“A period of busy weekends, helping with medical conferences. Only managing short times in the field and decide this morning to walk around the neighbourhood. My garden and neighbourhood rarely fail to surprise me with interesting observations.
“I went to this corner in the neighbourhood where I usually see a shrike every year during the migration period. Brown Shrikes (Lanius cristatus cristatus) are supposed to return to same wintering sites. (see: Lucia Liu Severinghaus. Territory strategy of the migratory Brown Shrike Lanius cristatus. Ibis1996, Vol 138(3): 460–465 and Lord Medway. A ringing study of the migratory Brown Shrike in West Malaysia. Ibis1970, 112(2): 184-198.)

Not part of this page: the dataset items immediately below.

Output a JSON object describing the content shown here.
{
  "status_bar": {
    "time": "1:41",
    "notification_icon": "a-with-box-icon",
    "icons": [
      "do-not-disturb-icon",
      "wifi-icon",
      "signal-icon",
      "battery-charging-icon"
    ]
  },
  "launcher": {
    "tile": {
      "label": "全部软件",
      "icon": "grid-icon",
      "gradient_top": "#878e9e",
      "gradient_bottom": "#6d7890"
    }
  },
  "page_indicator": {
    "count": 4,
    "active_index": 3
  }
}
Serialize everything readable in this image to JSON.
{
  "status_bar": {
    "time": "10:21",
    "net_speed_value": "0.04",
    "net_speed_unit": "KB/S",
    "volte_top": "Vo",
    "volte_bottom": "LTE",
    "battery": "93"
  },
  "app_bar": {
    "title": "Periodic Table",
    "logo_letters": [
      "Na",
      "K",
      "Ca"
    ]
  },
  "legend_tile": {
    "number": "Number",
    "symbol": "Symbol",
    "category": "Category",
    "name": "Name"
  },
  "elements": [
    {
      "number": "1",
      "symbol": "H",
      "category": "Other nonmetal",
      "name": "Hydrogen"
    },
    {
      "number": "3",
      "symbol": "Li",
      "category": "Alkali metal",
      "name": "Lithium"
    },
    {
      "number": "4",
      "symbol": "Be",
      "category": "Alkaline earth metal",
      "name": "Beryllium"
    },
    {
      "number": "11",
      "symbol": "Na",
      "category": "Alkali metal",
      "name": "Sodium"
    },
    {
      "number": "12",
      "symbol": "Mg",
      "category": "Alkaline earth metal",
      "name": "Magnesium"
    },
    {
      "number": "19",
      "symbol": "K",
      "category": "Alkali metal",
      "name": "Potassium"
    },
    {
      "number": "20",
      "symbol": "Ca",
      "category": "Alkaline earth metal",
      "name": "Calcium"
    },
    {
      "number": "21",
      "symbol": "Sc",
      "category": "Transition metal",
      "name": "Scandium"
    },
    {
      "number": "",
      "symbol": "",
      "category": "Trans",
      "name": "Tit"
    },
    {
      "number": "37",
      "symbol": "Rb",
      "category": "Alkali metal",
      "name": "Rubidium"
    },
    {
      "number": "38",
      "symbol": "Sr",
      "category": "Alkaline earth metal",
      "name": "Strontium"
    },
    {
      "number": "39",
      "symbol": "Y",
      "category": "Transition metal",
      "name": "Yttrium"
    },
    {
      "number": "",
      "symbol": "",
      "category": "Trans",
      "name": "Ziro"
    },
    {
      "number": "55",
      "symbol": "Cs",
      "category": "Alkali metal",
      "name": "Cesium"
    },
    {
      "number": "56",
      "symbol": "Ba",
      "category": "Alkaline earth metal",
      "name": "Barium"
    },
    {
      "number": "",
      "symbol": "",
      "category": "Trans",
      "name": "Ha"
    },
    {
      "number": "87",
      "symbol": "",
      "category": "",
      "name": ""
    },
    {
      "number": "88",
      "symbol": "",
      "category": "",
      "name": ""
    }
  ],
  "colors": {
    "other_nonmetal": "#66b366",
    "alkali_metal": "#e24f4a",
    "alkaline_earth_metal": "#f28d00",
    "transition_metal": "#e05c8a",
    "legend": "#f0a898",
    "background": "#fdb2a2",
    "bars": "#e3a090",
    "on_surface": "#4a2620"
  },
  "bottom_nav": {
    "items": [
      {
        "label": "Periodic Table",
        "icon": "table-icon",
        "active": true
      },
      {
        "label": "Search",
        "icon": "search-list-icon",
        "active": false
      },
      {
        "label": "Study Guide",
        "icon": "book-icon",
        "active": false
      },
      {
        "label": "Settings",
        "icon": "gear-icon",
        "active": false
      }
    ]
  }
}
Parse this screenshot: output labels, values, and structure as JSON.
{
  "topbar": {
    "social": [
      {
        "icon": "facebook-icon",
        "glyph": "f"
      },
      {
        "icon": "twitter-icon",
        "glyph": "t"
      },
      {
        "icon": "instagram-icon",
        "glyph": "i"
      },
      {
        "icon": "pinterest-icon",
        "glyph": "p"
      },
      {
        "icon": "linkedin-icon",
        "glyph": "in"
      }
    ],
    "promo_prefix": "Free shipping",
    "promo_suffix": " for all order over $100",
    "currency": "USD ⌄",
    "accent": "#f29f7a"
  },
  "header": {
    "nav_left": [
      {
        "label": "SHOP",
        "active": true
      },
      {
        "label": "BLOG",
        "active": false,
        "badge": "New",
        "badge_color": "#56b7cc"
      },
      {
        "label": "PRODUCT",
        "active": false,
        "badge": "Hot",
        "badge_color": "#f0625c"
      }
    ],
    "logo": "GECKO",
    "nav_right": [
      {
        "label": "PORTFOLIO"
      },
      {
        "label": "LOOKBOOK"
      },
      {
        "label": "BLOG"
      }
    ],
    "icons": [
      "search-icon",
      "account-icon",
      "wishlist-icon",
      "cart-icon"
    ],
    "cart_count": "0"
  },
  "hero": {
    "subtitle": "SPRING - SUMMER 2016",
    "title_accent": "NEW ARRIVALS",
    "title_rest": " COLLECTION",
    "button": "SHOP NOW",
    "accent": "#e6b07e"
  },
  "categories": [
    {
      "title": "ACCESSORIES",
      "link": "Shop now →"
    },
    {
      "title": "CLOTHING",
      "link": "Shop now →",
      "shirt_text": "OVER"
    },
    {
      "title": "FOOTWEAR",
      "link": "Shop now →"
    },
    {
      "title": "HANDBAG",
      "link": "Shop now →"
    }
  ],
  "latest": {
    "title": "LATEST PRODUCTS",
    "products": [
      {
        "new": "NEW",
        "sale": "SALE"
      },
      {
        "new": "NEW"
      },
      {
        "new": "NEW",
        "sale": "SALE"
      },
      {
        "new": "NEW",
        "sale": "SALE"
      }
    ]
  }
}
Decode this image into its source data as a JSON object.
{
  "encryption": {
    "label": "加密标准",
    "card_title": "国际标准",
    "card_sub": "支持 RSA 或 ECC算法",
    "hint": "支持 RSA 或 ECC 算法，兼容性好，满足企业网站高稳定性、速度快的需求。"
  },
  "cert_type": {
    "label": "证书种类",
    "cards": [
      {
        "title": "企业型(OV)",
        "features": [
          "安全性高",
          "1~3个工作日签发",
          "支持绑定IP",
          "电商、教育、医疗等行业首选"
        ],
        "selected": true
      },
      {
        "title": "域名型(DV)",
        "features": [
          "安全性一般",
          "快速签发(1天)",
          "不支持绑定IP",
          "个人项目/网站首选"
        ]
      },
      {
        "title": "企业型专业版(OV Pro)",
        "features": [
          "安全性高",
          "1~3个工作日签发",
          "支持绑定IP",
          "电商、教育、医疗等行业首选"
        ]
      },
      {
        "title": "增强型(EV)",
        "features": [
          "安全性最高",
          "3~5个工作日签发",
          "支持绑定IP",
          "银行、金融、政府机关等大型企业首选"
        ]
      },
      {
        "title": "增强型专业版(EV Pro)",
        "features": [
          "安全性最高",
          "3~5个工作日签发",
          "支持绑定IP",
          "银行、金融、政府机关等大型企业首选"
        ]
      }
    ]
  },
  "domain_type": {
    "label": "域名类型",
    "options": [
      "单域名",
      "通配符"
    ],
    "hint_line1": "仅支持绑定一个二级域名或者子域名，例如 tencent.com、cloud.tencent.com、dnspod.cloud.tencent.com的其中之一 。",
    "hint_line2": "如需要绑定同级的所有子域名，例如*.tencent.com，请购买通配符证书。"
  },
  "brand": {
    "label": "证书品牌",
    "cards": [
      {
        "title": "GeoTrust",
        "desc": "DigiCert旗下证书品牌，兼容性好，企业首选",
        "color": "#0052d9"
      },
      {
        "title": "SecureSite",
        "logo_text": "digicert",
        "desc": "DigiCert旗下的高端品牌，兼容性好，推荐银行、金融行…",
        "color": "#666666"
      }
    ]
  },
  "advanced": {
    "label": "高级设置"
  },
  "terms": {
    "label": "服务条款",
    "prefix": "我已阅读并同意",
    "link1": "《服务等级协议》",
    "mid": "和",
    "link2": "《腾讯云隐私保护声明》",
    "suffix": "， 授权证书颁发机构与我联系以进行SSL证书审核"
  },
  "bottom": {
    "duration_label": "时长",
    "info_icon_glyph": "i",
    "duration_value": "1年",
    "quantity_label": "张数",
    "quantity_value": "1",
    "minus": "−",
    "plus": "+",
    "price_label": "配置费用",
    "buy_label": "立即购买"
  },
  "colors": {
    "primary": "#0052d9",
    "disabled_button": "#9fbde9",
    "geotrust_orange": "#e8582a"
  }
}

“I spotted an odd behaviour of this adult female. She was sitting on top of a garden hedge and not on the high-tension wires as usual. She then drove right into the hedge at about a height of 1.5 metres. I thought she was after prey but did not come out. I moved back to watch. She emerged out the other side and dropped to the ground to pick up material. She then spotted me and stopped on an old tree stump near the hedge. After waiting about 5-6 minutes she flew into a tree and I had to return home to go to a conference.
“I know that these are wintering birds and that there is no record of local nesting. However she was carrying nesting material in her beak and the behaviour spoke of nesting. I could not spot any obvious nest but did not look hard as I did not want to frighten off what I believe to be preliminary activity.
“Is this perhaps training for when she returns home soon, or is this a real attempt at nesting locally? Return migration periods for Peninsular Malaysia are stretched out over April-May, and the breeding season up north is late May or June. I will just have to watch and see is anything happens.”